The effort would not be the first time that the state has tried to tell media companies what sort of political speech they must carry. But there’s every reason to believe this one would end exactly like a prior one did: by being struck down by the U.S. Supreme Court…

In the 1974 decision Miami Herald Publishing Co. v. Tornillo, the court upheld the newspaper’s First Amendment right to editorial discretion, whether that discretion be over the choice of material, limits on length and content, or how “fairly” they chose to treat public issues and public officials.

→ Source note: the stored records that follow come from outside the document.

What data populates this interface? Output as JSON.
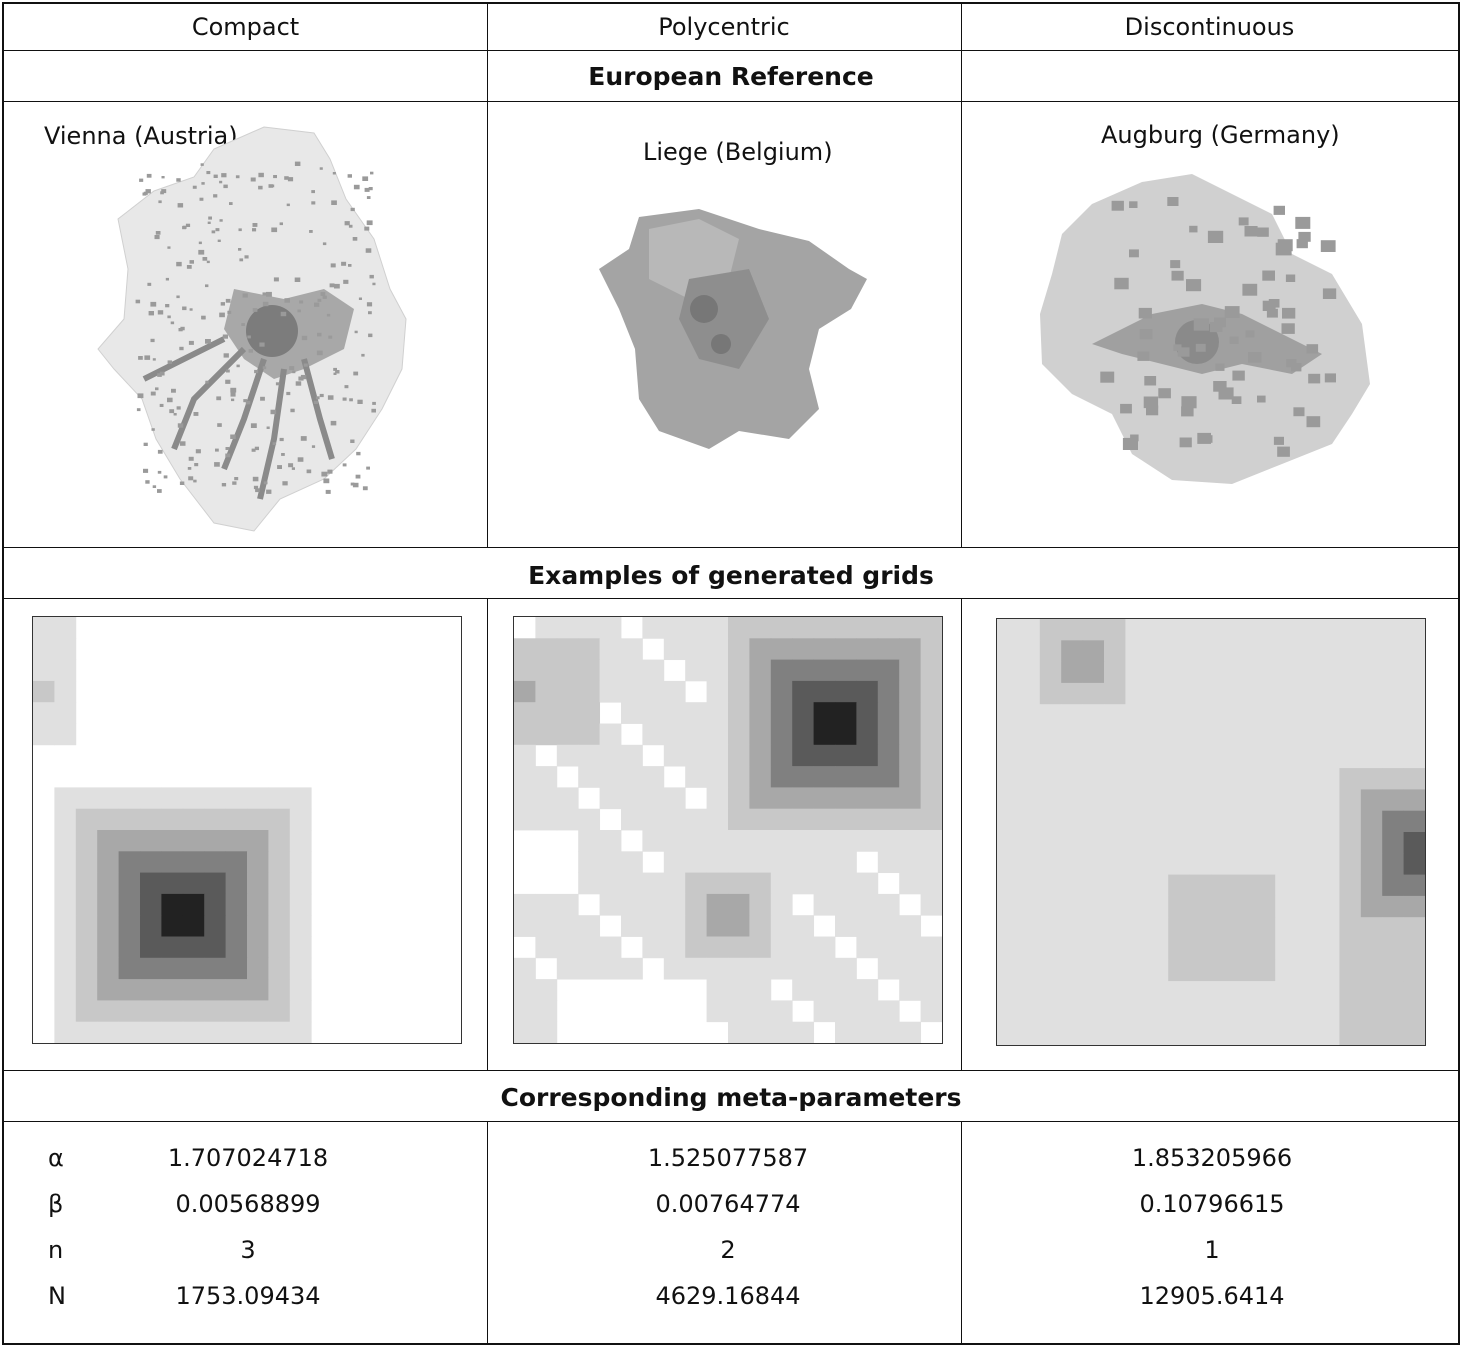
{
  "columns": [
    {
      "id": "compact",
      "label": "Compact"
    },
    {
      "id": "polycentric",
      "label": "Polycentric"
    },
    {
      "id": "discontinuous",
      "label": "Discontinuous"
    }
  ],
  "sections": {
    "reference_title": "European Reference",
    "grids_title": "Examples of generated grids",
    "params_title": "Corresponding meta-parameters"
  },
  "reference_cities": {
    "compact": "Vienna (Austria)",
    "polycentric": "Liege (Belgium)",
    "discontinuous": "Augburg (Germany)"
  },
  "parameters": {
    "symbols": [
      "α",
      "β",
      "n",
      "N"
    ],
    "compact": [
      "1.707024718",
      "0.00568899",
      "3",
      "1753.09434"
    ],
    "polycentric": [
      "1.525077587",
      "0.00764774",
      "2",
      "4629.16844"
    ],
    "discontinuous": [
      "1.853205966",
      "0.10796615",
      "1",
      "12905.6414"
    ]
  },
  "colors": {
    "border": "#111111",
    "level_1": "#e0e0e0",
    "level_2": "#c8c8c8",
    "level_3": "#a8a8a8",
    "level_4": "#808080",
    "level_5": "#5a5a5a",
    "level_6": "#222222"
  }
}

None of these matters, the court unanimously found, may be regulated by the government without violating the First Amendment…

There is no obligation for [tech companies] to carry speech they don’t wish to carry, which is why DeSantis’ proposal is certain to be struck down.

Arc Digital: The New War on Woke

By Jeffrey Sachs

“Unlawful propagation of divisive concepts.” That’s the subheading of a bill now under debate in New Hampshire. If passed, it would prohibit public school teachers, professors, or state contractors from endorsing certain ideas the legislators think are harmful.

What’s a divisive concept? Well, suppose a college wants to bring in a paid speaker who says America is fundamentally racist. Banned. Or perhaps you’re a law professor who believes that race-based affirmative action is a good policy. Banned as well. Maybe you want to teach that society confers a special status or privilege on white people, or even that a particular white person has privilege because of his or her race. Controversial? Of course. But legal? Not if the bill’s sponsors have their way…

Similar bills are being debated in West Virginia and Oklahoma. Meanwhile in Georgia, a GOP representative has ordered every public college and university to prepare a list identifying which courses are teaching students about concepts like “privilege” and “oppression.” Faculty there say it’s already having a chilling effect.